Le coéquipier le plus fort côtoyé ?
Zinedine Zidane avec l’équipe de France espoirs.

L’adversaire le plus fort affronté ?
Georges Weah.

Un président marquant ?
« Papy » Delsol, le président emblématique du TFC.

Un match en état de grâce ?
Un Créteil-Toulouse en Ligue 2 : j’avais marqué le but de la victoire.

Sous le maillot du Toulouse FC, en D1, à Monaco. Photo DR

Un coéquipier perdu de vue que vous aimeriez revoir ?
Vincent Candela : pas vu depuis nos années TFC.

Un stade mythique ?
Le Stade Vélodrome, la saison où l’OM gagne la Ligue des champions : ambiance magique.

Un coach marquant ?
Daniel Zorzetto à Beauvais.

Une anecdote de vestiaire ?
Une victoire lors de la dernière journée de championnat avec Toulouse, contre l’OM, qui venait de remporter la Ligue des champions. Ils étaient venus à Toulouse avec le trophée pour nous faire partager ce grand moment ! Les deux équipes s’étaient retrouvées après le match dans une discothèque de Toulouse. La soirée avait été très « chaude » …. Je n’en dirai pas plus !

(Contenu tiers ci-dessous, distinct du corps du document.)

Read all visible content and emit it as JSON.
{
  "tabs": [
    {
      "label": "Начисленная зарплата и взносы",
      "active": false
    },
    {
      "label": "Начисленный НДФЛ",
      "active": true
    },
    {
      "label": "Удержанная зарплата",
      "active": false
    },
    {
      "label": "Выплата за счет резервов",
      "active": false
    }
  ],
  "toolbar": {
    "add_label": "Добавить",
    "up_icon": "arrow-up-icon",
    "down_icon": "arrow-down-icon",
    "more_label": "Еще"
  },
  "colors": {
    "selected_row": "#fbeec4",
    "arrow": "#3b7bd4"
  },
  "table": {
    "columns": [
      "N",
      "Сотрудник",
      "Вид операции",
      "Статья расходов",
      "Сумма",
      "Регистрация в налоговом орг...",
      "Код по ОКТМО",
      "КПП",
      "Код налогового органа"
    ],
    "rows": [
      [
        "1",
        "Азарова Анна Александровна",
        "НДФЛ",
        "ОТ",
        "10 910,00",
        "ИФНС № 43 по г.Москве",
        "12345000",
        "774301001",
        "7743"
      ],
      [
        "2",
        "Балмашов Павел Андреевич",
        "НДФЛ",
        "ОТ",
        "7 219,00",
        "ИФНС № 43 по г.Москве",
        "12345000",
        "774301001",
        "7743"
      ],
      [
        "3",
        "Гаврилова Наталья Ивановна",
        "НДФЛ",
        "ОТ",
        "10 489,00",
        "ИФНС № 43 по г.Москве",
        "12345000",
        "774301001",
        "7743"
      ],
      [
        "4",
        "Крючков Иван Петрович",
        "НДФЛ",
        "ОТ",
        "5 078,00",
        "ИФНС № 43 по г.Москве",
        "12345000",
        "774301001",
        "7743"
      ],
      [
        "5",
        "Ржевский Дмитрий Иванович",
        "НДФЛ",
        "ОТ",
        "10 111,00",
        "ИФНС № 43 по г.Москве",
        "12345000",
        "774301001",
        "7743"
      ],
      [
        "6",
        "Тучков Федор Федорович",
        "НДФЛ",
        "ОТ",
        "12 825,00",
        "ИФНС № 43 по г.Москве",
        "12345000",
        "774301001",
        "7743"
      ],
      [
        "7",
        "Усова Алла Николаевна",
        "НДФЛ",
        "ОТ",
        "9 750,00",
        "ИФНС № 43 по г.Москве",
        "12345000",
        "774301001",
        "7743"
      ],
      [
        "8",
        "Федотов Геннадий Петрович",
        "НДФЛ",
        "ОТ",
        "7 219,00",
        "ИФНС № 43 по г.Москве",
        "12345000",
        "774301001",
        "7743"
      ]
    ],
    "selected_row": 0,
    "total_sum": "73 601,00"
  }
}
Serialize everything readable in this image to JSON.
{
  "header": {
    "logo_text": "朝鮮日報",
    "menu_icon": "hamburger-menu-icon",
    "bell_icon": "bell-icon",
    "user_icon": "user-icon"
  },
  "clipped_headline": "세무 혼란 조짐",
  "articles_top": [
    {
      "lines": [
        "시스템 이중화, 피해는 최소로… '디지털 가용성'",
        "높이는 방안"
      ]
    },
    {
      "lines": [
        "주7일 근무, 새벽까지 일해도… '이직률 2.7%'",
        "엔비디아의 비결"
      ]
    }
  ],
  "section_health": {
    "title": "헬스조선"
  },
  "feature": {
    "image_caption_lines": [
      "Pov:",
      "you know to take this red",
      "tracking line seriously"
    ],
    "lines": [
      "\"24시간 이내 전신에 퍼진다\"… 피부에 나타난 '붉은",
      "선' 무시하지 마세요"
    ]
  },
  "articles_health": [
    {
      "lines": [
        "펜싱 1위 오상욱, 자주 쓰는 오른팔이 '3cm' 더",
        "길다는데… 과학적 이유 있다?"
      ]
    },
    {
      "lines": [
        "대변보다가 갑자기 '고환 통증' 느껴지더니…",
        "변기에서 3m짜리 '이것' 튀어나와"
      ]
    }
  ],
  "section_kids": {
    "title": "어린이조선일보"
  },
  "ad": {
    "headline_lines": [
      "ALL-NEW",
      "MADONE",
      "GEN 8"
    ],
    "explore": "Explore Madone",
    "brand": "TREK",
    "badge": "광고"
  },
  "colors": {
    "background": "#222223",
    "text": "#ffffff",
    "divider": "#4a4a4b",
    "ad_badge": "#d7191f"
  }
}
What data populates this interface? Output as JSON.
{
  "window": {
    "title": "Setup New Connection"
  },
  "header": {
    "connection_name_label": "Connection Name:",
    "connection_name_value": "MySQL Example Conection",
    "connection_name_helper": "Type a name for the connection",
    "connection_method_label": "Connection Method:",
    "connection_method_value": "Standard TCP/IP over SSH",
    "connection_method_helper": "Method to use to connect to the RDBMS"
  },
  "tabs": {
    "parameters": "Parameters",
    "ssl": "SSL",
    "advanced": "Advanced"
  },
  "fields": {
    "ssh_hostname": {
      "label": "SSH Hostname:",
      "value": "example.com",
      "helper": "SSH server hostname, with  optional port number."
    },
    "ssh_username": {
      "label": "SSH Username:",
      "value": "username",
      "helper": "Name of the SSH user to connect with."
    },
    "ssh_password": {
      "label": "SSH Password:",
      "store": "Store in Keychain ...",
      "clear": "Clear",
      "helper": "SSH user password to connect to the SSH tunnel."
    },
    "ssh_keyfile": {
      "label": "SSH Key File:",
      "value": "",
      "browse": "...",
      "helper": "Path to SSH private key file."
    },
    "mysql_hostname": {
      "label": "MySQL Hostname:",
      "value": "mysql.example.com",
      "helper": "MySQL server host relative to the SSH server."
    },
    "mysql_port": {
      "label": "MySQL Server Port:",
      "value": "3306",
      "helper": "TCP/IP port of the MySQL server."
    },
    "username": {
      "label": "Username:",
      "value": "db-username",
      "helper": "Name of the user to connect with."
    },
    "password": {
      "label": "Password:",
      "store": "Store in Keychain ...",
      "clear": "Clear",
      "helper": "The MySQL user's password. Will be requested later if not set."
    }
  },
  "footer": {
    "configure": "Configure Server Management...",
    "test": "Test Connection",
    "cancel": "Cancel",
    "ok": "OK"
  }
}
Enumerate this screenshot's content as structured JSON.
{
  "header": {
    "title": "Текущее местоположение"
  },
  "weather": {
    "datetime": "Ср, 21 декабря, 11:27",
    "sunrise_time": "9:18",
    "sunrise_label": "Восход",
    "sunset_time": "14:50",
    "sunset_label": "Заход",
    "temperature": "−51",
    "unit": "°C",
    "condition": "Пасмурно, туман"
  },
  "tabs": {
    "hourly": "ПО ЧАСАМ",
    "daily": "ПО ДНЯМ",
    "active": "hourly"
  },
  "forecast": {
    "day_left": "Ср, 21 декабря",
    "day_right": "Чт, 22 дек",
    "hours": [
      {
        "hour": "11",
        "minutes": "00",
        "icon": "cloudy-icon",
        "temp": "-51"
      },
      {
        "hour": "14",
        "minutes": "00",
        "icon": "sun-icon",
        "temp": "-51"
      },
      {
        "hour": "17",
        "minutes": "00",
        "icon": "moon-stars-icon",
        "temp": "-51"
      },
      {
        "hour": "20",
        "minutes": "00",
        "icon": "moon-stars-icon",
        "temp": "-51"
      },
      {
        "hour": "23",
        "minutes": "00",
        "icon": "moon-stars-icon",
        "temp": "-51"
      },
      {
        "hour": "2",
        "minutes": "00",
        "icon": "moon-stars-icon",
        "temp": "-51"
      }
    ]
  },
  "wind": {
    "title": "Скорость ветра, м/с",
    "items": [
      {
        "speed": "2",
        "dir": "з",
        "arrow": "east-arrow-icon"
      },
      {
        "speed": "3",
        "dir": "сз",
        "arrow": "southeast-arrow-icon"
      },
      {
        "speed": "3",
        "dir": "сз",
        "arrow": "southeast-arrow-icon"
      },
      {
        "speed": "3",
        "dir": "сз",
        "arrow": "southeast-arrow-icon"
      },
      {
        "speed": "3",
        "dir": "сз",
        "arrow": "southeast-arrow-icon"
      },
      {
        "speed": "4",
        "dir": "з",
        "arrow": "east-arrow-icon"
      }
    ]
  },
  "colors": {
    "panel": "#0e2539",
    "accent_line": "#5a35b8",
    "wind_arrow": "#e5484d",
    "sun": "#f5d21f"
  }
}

Avec les Espoirs ! Vignette Onze Mondial

Meilleur souvenir de coach ?
Le maintien en Ligue 2 la saison dernière lors de la dernière journée à Amiens.

Pire souvenir de coach ?
Le match à Bordeaux, le 20 mai 2022, seulement quelques jours après le décès de mon père.

Le joueur entraîné qui vous a le plus impressionné ?
Nicolas Pépé, à Orléans en National, saison 2015/2016.

Un match où tout a roulé pour vous ?
La victoire contre Valenciennes à 9 contre 11 la saison dernière. Un match héroïque avec un coaching « parfait ».

Votre style de jeu ?
J’essaie toujours de conjuguer émotions et résultats : j’aime la verticalité, l’intensité et le football engagé.

Un modèle de coach ?
Roberto De Zerbi (l’entraîneur de Brighton, en Premier League).

Un collègue que vous appréciez dans le milieu ?
Dans la division, j’ai une affection particulière pour Laurent Guyot et Didier Santini.

Des hobbies en dehors du foot ?
Le sport (running, vélo) et le cinéma.

Ligue 2 BKT (5e journée) / Samedi 2 septembre 2023 : Stade Lavallois (6e / 6 points) – SM Caen (1er / 12 points), à 19 heures, au stade Francis-Le Basser.